Modeling Content and Users: Structured Probabilistic Representation and Scalable Online Inference Algorithms

Amr Ahmed

Thesis Committee: Eric Xing, chair, John Lafferty, Zoubin Ghahramani, Alexander J. Smola


Online content have become an important medium to disseminate information and express opinions. With the proliferation of online document collections, users are faced with the problem of missing the big picture in a sea of irrelevant and/or diverse content. In this thesis, we addresses the problem of information organization of online document collections, and provide algorithms that create a structured representation of the otherwise unstructured content. We leverage the expressiveness of latent probabilistic models (e.g. topic models) and non-parametric Bayes techniques (e.g. Dirichlet processes), and give online and distributed inference algorithms that scale to terabyte datasets and adapt the inferred representation with the arrival of new documents. Throughout the thesis, we consider two different domains: research publications and social media (news articles and blog posts); and focus on modeling two facets of contnet: temporal dynamics and structural correspondence.

To model the temporal dynamics of document collections, we introduce a nonparametric Bayes model that we call the recurrent Chinese restaurant process (RCRP).

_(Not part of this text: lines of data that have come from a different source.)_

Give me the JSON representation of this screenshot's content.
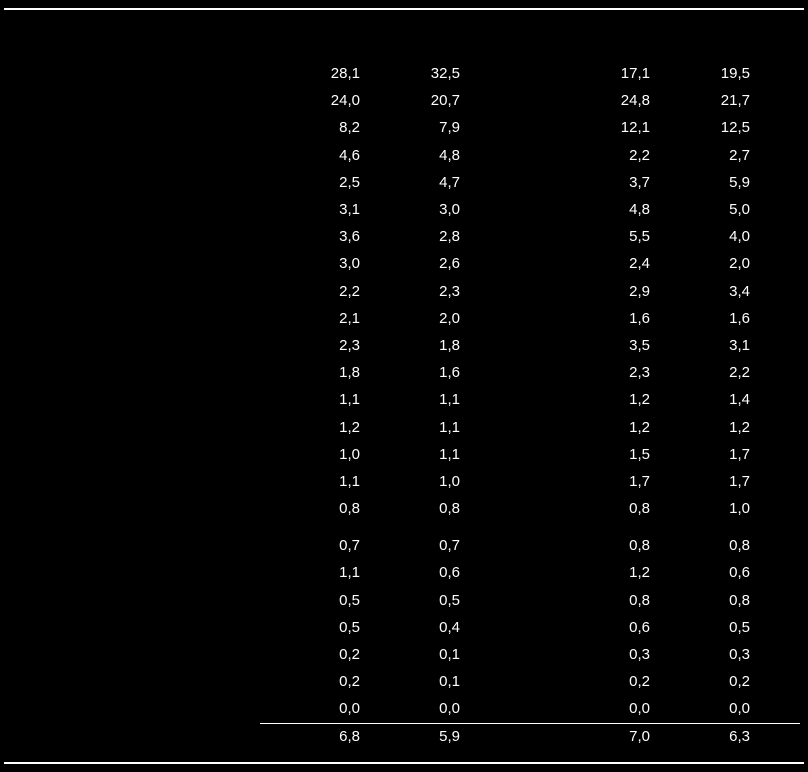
{
  "table": {
    "type": "table",
    "background_color": "#000000",
    "text_color": "#ffffff",
    "fontsize": 15,
    "rows": [
      {
        "a": "28,1",
        "b": "32,5",
        "c": "17,1",
        "d": "19,5"
      },
      {
        "a": "24,0",
        "b": "20,7",
        "c": "24,8",
        "d": "21,7"
      },
      {
        "a": "8,2",
        "b": "7,9",
        "c": "12,1",
        "d": "12,5"
      },
      {
        "a": "4,6",
        "b": "4,8",
        "c": "2,2",
        "d": "2,7"
      },
      {
        "a": "2,5",
        "b": "4,7",
        "c": "3,7",
        "d": "5,9"
      },
      {
        "a": "3,1",
        "b": "3,0",
        "c": "4,8",
        "d": "5,0"
      },
      {
        "a": "3,6",
        "b": "2,8",
        "c": "5,5",
        "d": "4,0"
      },
      {
        "a": "3,0",
        "b": "2,6",
        "c": "2,4",
        "d": "2,0"
      },
      {
        "a": "2,2",
        "b": "2,3",
        "c": "2,9",
        "d": "3,4"
      },
      {
        "a": "2,1",
        "b": "2,0",
        "c": "1,6",
        "d": "1,6"
      },
      {
        "a": "2,3",
        "b": "1,8",
        "c": "3,5",
        "d": "3,1"
      },
      {
        "a": "1,8",
        "b": "1,6",
        "c": "2,3",
        "d": "2,2"
      },
      {
        "a": "1,1",
        "b": "1,1",
        "c": "1,2",
        "d": "1,4"
      },
      {
        "a": "1,2",
        "b": "1,1",
        "c": "1,2",
        "d": "1,2"
      },
      {
        "a": "1,0",
        "b": "1,1",
        "c": "1,5",
        "d": "1,7"
      },
      {
        "a": "1,1",
        "b": "1,0",
        "c": "1,7",
        "d": "1,7"
      },
      {
        "a": "0,8",
        "b": "0,8",
        "c": "0,8",
        "d": "1,0"
      },
      {
        "a": "0,7",
        "b": "0,7",
        "c": "0,8",
        "d": "0,8",
        "gap_before": true
      },
      {
        "a": "1,1",
        "b": "0,6",
        "c": "1,2",
        "d": "0,6"
      },
      {
        "a": "0,5",
        "b": "0,5",
        "c": "0,8",
        "d": "0,8"
      },
      {
        "a": "0,5",
        "b": "0,4",
        "c": "0,6",
        "d": "0,5"
      },
      {
        "a": "0,2",
        "b": "0,1",
        "c": "0,3",
        "d": "0,3"
      },
      {
        "a": "0,2",
        "b": "0,1",
        "c": "0,2",
        "d": "0,2"
      },
      {
        "a": "0,0",
        "b": "0,0",
        "c": "0,0",
        "d": "0,0"
      },
      {
        "a": "6,8",
        "b": "5,9",
        "c": "7,0",
        "d": "6,3",
        "rule_above": true
      }
    ]
  }
}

RCRP is a framework for modeling complex longitudinal data, in which the number of mixture components at each time point is unbounded. On top of this process, we develop a hierarchical extension and use it to build an infinite dynamic topic model that recovers the timeline of ideas in research publications. Despite the expressiveness of the aforementioned model, it fails to capture the essential element of dynamics in social media: stories. To remedy this, we developed a multi-resolution model that treats stories as a first-citizen object and combines long-term, high-level topics with short-lived, tightly-focused storylines. Inference in the new model is carried out via a sequential Monte Carlo algorithm that processes new documents on real time.

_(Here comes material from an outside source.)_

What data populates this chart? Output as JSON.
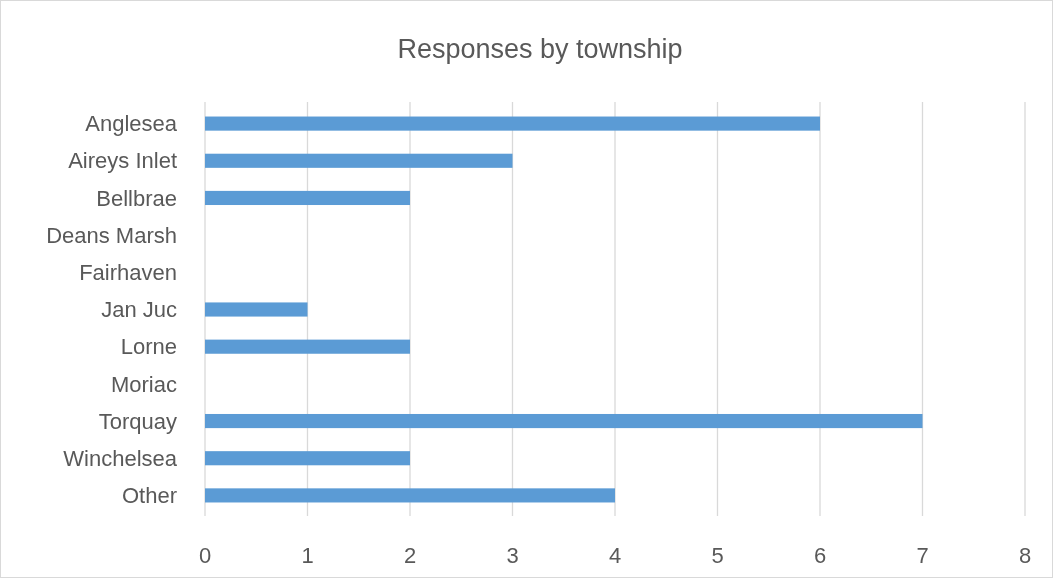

We then consider the problem of structural correspondence in document collections both across modalities and communities. In research publications, this problem arises due to the multi-modalities of research papers and the pressing need for developing systems that can retrieve relevant documents based on any of these modalities (e.g. figures, text, named entities, to name a few). In social media this problem arises due to ideological bias of the document’s author that mixes facts with opinions. For both problems we develop a series of factored models. In research publications, the developed model represents ideas across modalities and as such can solve the aforementioned retrieval problem. In social media, the model contrasts the same idea across different ideologies, and as such can explain the bias of a given document on a topical-level and help the user staying informed by providing documents that express alternative views.

Finally, we address the problem of inferring users’ intent when they interact with document collections, and how this intent changes over time. The induced user model can then be used in matching users with relevant content.